As with so many industries, construction has seen significant advances in recent years.
From developments in materials, to use of modern methods of construction – such as utilisation of timber frames in housebuilding – the industry has been moving forward.
Developments in access and scaffolding, through equipment and methods, should also be readily noted. For example, 20 years ago the majority of scaffold installations in the UK, unlike many on the continent, were centred on the use of tube and fittings.
Structures could sometimes be complex and would require significant amounts of material, particularly on large or irregularly shaped projects, with further considerations such as transportation and storage being a factor.
Keeping pace with the build
Now though, the access picture is markedly different in construction as well as in several specialist sectors such as oil and gas.

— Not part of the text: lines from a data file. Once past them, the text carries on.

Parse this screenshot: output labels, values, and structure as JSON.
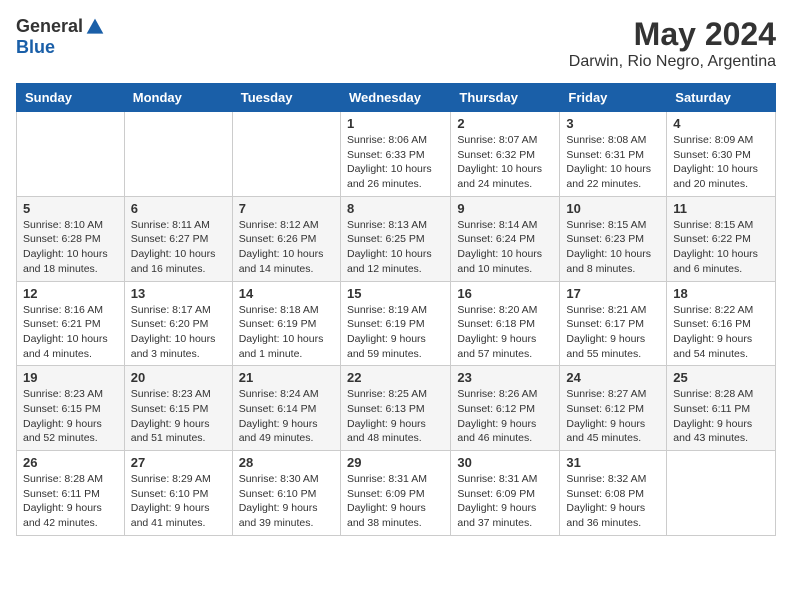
{
  "header": {
    "logo_general": "General",
    "logo_blue": "Blue",
    "month_year": "May 2024",
    "location": "Darwin, Rio Negro, Argentina"
  },
  "days_of_week": [
    "Sunday",
    "Monday",
    "Tuesday",
    "Wednesday",
    "Thursday",
    "Friday",
    "Saturday"
  ],
  "weeks": [
    [
      {
        "day": "",
        "info": ""
      },
      {
        "day": "",
        "info": ""
      },
      {
        "day": "",
        "info": ""
      },
      {
        "day": "1",
        "info": "Sunrise: 8:06 AM\nSunset: 6:33 PM\nDaylight: 10 hours\nand 26 minutes."
      },
      {
        "day": "2",
        "info": "Sunrise: 8:07 AM\nSunset: 6:32 PM\nDaylight: 10 hours\nand 24 minutes."
      },
      {
        "day": "3",
        "info": "Sunrise: 8:08 AM\nSunset: 6:31 PM\nDaylight: 10 hours\nand 22 minutes."
      },
      {
        "day": "4",
        "info": "Sunrise: 8:09 AM\nSunset: 6:30 PM\nDaylight: 10 hours\nand 20 minutes."
      }
    ],
    [
      {
        "day": "5",
        "info": "Sunrise: 8:10 AM\nSunset: 6:28 PM\nDaylight: 10 hours\nand 18 minutes."
      },
      {
        "day": "6",
        "info": "Sunrise: 8:11 AM\nSunset: 6:27 PM\nDaylight: 10 hours\nand 16 minutes."
      },
      {
        "day": "7",
        "info": "Sunrise: 8:12 AM\nSunset: 6:26 PM\nDaylight: 10 hours\nand 14 minutes."
      },
      {
        "day": "8",
        "info": "Sunrise: 8:13 AM\nSunset: 6:25 PM\nDaylight: 10 hours\nand 12 minutes."
      },
      {
        "day": "9",
        "info": "Sunrise: 8:14 AM\nSunset: 6:24 PM\nDaylight: 10 hours\nand 10 minutes."
      },
      {
        "day": "10",
        "info": "Sunrise: 8:15 AM\nSunset: 6:23 PM\nDaylight: 10 hours\nand 8 minutes."
      },
      {
        "day": "11",
        "info": "Sunrise: 8:15 AM\nSunset: 6:22 PM\nDaylight: 10 hours\nand 6 minutes."
      }
    ],
    [
      {
        "day": "12",
        "info": "Sunrise: 8:16 AM\nSunset: 6:21 PM\nDaylight: 10 hours\nand 4 minutes."
      },
      {
        "day": "13",
        "info": "Sunrise: 8:17 AM\nSunset: 6:20 PM\nDaylight: 10 hours\nand 3 minutes."
      },
      {
        "day": "14",
        "info": "Sunrise: 8:18 AM\nSunset: 6:19 PM\nDaylight: 10 hours\nand 1 minute."
      },
      {
        "day": "15",
        "info": "Sunrise: 8:19 AM\nSunset: 6:19 PM\nDaylight: 9 hours\nand 59 minutes."
      },
      {
        "day": "16",
        "info": "Sunrise: 8:20 AM\nSunset: 6:18 PM\nDaylight: 9 hours\nand 57 minutes."
      },
      {
        "day": "17",
        "info": "Sunrise: 8:21 AM\nSunset: 6:17 PM\nDaylight: 9 hours\nand 55 minutes."
      },
      {
        "day": "18",
        "info": "Sunrise: 8:22 AM\nSunset: 6:16 PM\nDaylight: 9 hours\nand 54 minutes."
      }
    ],
    [
      {
        "day": "19",
        "info": "Sunrise: 8:23 AM\nSunset: 6:15 PM\nDaylight: 9 hours\nand 52 minutes."
      },
      {
        "day": "20",
        "info": "Sunrise: 8:23 AM\nSunset: 6:15 PM\nDaylight: 9 hours\nand 51 minutes."
      },
      {
        "day": "21",
        "info": "Sunrise: 8:24 AM\nSunset: 6:14 PM\nDaylight: 9 hours\nand 49 minutes."
      },
      {
        "day": "22",
        "info": "Sunrise: 8:25 AM\nSunset: 6:13 PM\nDaylight: 9 hours\nand 48 minutes."
      },
      {
        "day": "23",
        "info": "Sunrise: 8:26 AM\nSunset: 6:12 PM\nDaylight: 9 hours\nand 46 minutes."
      },
      {
        "day": "24",
        "info": "Sunrise: 8:27 AM\nSunset: 6:12 PM\nDaylight: 9 hours\nand 45 minutes."
      },
      {
        "day": "25",
        "info": "Sunrise: 8:28 AM\nSunset: 6:11 PM\nDaylight: 9 hours\nand 43 minutes."
      }
    ],
    [
      {
        "day": "26",
        "info": "Sunrise: 8:28 AM\nSunset: 6:11 PM\nDaylight: 9 hours\nand 42 minutes."
      },
      {
        "day": "27",
        "info": "Sunrise: 8:29 AM\nSunset: 6:10 PM\nDaylight: 9 hours\nand 41 minutes."
      },
      {
        "day": "28",
        "info": "Sunrise: 8:30 AM\nSunset: 6:10 PM\nDaylight: 9 hours\nand 39 minutes."
      },
      {
        "day": "29",
        "info": "Sunrise: 8:31 AM\nSunset: 6:09 PM\nDaylight: 9 hours\nand 38 minutes."
      },
      {
        "day": "30",
        "info": "Sunrise: 8:31 AM\nSunset: 6:09 PM\nDaylight: 9 hours\nand 37 minutes."
      },
      {
        "day": "31",
        "info": "Sunrise: 8:32 AM\nSunset: 6:08 PM\nDaylight: 9 hours\nand 36 minutes."
      },
      {
        "day": "",
        "info": ""
      }
    ]
  ]
}
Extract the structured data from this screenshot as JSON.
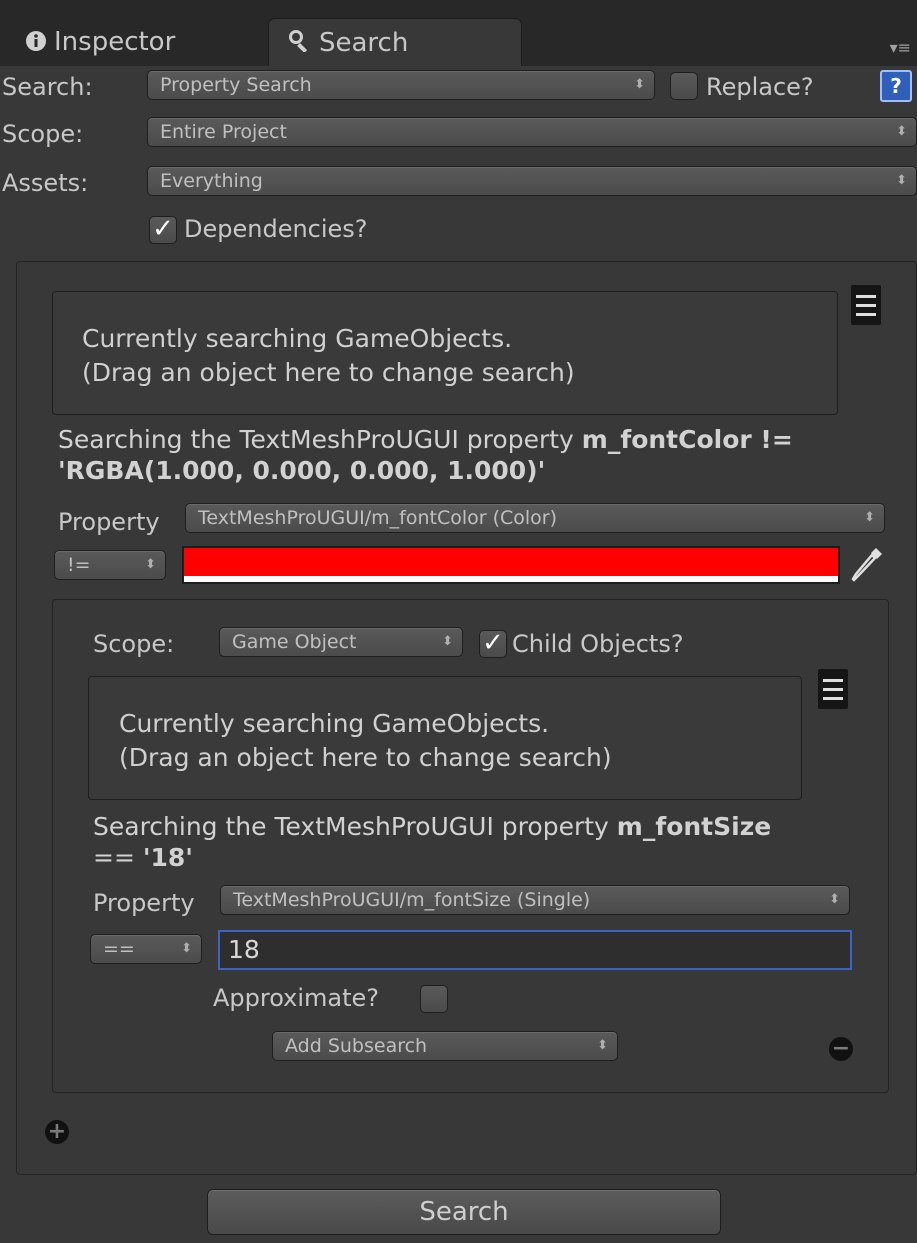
{
  "tabs": {
    "inspector": "Inspector",
    "search": "Search"
  },
  "header": {
    "search_label": "Search:",
    "search_value": "Property Search",
    "replace_label": "Replace?",
    "scope_label": "Scope:",
    "scope_value": "Entire Project",
    "assets_label": "Assets:",
    "assets_value": "Everything",
    "dependencies_label": "Dependencies?"
  },
  "outer_search": {
    "target_line1": "Currently searching GameObjects.",
    "target_line2": "(Drag an object here to change search)",
    "desc_prefix": "Searching the TextMeshProUGUI property ",
    "desc_bold_line1": "m_fontColor !=",
    "desc_bold_line2": "'RGBA(1.000, 0.000, 0.000, 1.000)'",
    "property_label": "Property",
    "property_value": "TextMeshProUGUI/m_fontColor (Color)",
    "operator_value": "!=",
    "color_value": "#ff0000"
  },
  "sub_search": {
    "scope_label": "Scope:",
    "scope_value": "Game Object",
    "child_objects_label": "Child Objects?",
    "target_line1": "Currently searching GameObjects.",
    "target_line2": "(Drag an object here to change search)",
    "desc_prefix": "Searching the TextMeshProUGUI property ",
    "desc_bold_line1": "m_fontSize",
    "desc_line2_plain": "== ",
    "desc_bold_line2": "'18'",
    "property_label": "Property",
    "property_value": "TextMeshProUGUI/m_fontSize (Single)",
    "operator_value": "==",
    "input_value": "18",
    "approximate_label": "Approximate?",
    "add_subsearch_label": "Add Subsearch"
  },
  "footer": {
    "search_button": "Search"
  }
}
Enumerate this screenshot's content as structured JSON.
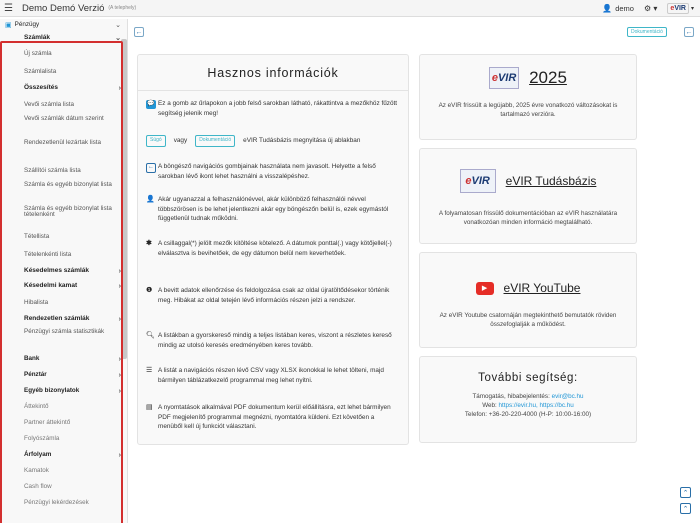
{
  "header": {
    "title": "Demo Demó Verzió",
    "subtitle": "(A telephely)",
    "user": "demo",
    "logo_text": "eVIR"
  },
  "sidebar": {
    "root": "Pénzügy",
    "section": "Számlák",
    "items": [
      {
        "label": "Új számla",
        "type": "item"
      },
      {
        "label": "Számlalista",
        "type": "item"
      },
      {
        "label": "Összesítés",
        "type": "group"
      },
      {
        "label": "Vevői számla lista",
        "type": "item"
      },
      {
        "label": "Vevői számlák dátum szerint",
        "type": "item2"
      },
      {
        "label": "Rendezetlenül lezártak lista",
        "type": "item2"
      },
      {
        "label": "Szállítói számla lista",
        "type": "item"
      },
      {
        "label": "Számla és egyéb bizonylat lista",
        "type": "item2"
      },
      {
        "label": "Számla és egyéb bizonylat lista tételenként",
        "type": "item2"
      },
      {
        "label": "Tétellista",
        "type": "item"
      },
      {
        "label": "Tételenkénti lista",
        "type": "item"
      },
      {
        "label": "Késedelmes számlák",
        "type": "group"
      },
      {
        "label": "Késedelmi kamat",
        "type": "group"
      },
      {
        "label": "Hibalista",
        "type": "item"
      },
      {
        "label": "Rendezetlen számlák",
        "type": "group"
      },
      {
        "label": "Pénzügyi számla statisztikák",
        "type": "item2"
      }
    ],
    "bottom": [
      {
        "label": "Bank",
        "type": "group"
      },
      {
        "label": "Pénztár",
        "type": "group"
      },
      {
        "label": "Egyéb bizonylatok",
        "type": "group"
      },
      {
        "label": "Áttekintő",
        "type": "item"
      },
      {
        "label": "Partner áttekintő",
        "type": "item"
      },
      {
        "label": "Folyószámla",
        "type": "item"
      },
      {
        "label": "Árfolyam",
        "type": "group"
      },
      {
        "label": "Kamatok",
        "type": "item"
      },
      {
        "label": "Cash flow",
        "type": "item"
      },
      {
        "label": "Pénzügyi lekérdezések",
        "type": "item"
      }
    ]
  },
  "toolbar": {
    "doc_label": "Dokumentáció"
  },
  "info": {
    "title": "Hasznos információk",
    "row1": "Ez a gomb az űrlapokon a jobb felső sarokban látható, rákattintva a mezőkhöz fűzött segítség jelenik meg!",
    "help_pill": "Súgó",
    "vagy": "vagy",
    "doc_pill": "Dokumentáció",
    "row2": "eVIR Tudásbázis megnyitása új ablakban",
    "row3": "A böngésző navigációs gombjainak használata nem javasolt. Helyette a felső sarokban lévő ikont lehet használni a visszalépéshez.",
    "row4": "Akár ugyanazzal a felhasználónévvel, akár különböző felhasználói névvel többszörösen is be lehet jelentkezni akár egy böngészőn belül is, ezek egymástól függetlenül tudnak működni.",
    "row5": "A csillaggal(*) jelölt mezők kitöltése kötelező. A dátumok ponttal(.) vagy kötőjellel(-) elválasztva is bevihetőek, de egy dátumon belül nem keverhetőek.",
    "row6": "A bevitt adatok ellenőrzése és feldolgozása csak az oldal újratöltődésekor történik meg. Hibákat az oldal tetején lévő információs részen jelzi a rendszer.",
    "row7": "A listákban a gyorskereső mindig a teljes listában keres, viszont a részletes kereső mindig az utolsó keresés eredményében keres tovább.",
    "row8": "A listát a navigációs részen lévő CSV vagy XLSX ikonokkal le lehet tölteni, majd bármilyen táblázatkezelő programmal meg lehet nyitni.",
    "row9": "A nyomtatások alkalmával PDF dokumentum kerül előállításra, ezt lehet bármilyen PDF megjelenítő programmal megnézni, nyomtatóra küldeni. Ezt követően a menüből kell új funkciót választani."
  },
  "cards": {
    "c1_title": "2025",
    "c1_text": "Az eVIR frissült a legújabb, 2025 évre vonatkozó változásokat is tartalmazó verzióra.",
    "c2_title": "eVIR Tudásbázis",
    "c2_text": "A folyamatosan frissülő dokumentációban az eVIR használatára vonatkozóan minden információ megtalálható.",
    "c3_title": "eVIR YouTube",
    "c3_text": "Az eVIR Youtube csatornáján megtekinthető bemutatók röviden összefoglalják a működést.",
    "help_title": "További segítség:",
    "help_l1_label": "Támogatás, hibabejelentés: ",
    "help_l1_link": "evir@bc.hu",
    "help_l2_label": "Web: ",
    "help_l2_link": "https://evir.hu, https://bc.hu",
    "help_l3": "Telefon: +36-20-220-4000 (H-P: 10:00-16:00)"
  },
  "colors": {
    "accent": "#2196d6",
    "frame": "#d32f2f",
    "youtube": "#e52d27",
    "navy": "#1c3b73"
  }
}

More and more contractors are increasingly turning to modular scaffolding.
Also known as system scaffolding, the concept centres on an in-built, highly safe connection method, reducing the need for clamps and other separate fittings.
“Manufacturers of modular scaffolding can also develop equipment that links directly to a scaffold structure”
This not only results in enhanced safety (the reduced risk of components falling or being left on site being an obvious benefit) it also means faster erection and dismantling speed and less material requirement.
Additionally, wider bay designs, clearer walkways and high load-bearing capacity all contribute to more time efficiencies. Where modern building techniques are used, such as in housebuilding, the ability of the scaffold to keep pace with the build programme can be crucial.
Uses beyond scaffolding
Manufacturers of modular scaffolding can also develop equipment that links directly to a scaffold structure, extending the range of access solutions available to the scaffolder.
An example of this is the increasing use of lightweight temporary roofing structures (both static and rolling) which contrast dramatically to alternatives such as metal sheets. Temporary bridging, staircase and stadia seating are further common examples of where access equipment can be integrated with purpose-designed systems.
“Training is also vital to ensure scaffolders are skilled in system erection techniques”
There is, of course, a need for contractors to make a commitment towards the modular option. Investment in stock is inevitable but systems are often designed to common tube sizes, so the application of a modular design with conventional tube and fitting on the same project is often possible.
Training is also vital to ensure scaffolders are skilled in system erection techniques but these often build on the existing skillset of the workforce.
The market growth and increased update of modular designs demonstrates their ability to deliver on the objectives of safety, efficiency and quality, that are so important to the access and scaffolding sector.
While there will always be a role for tube and fitting scaffold equipment, the opportunities being created from what can perhaps be seen as a modular revolution, are difficult to ignored.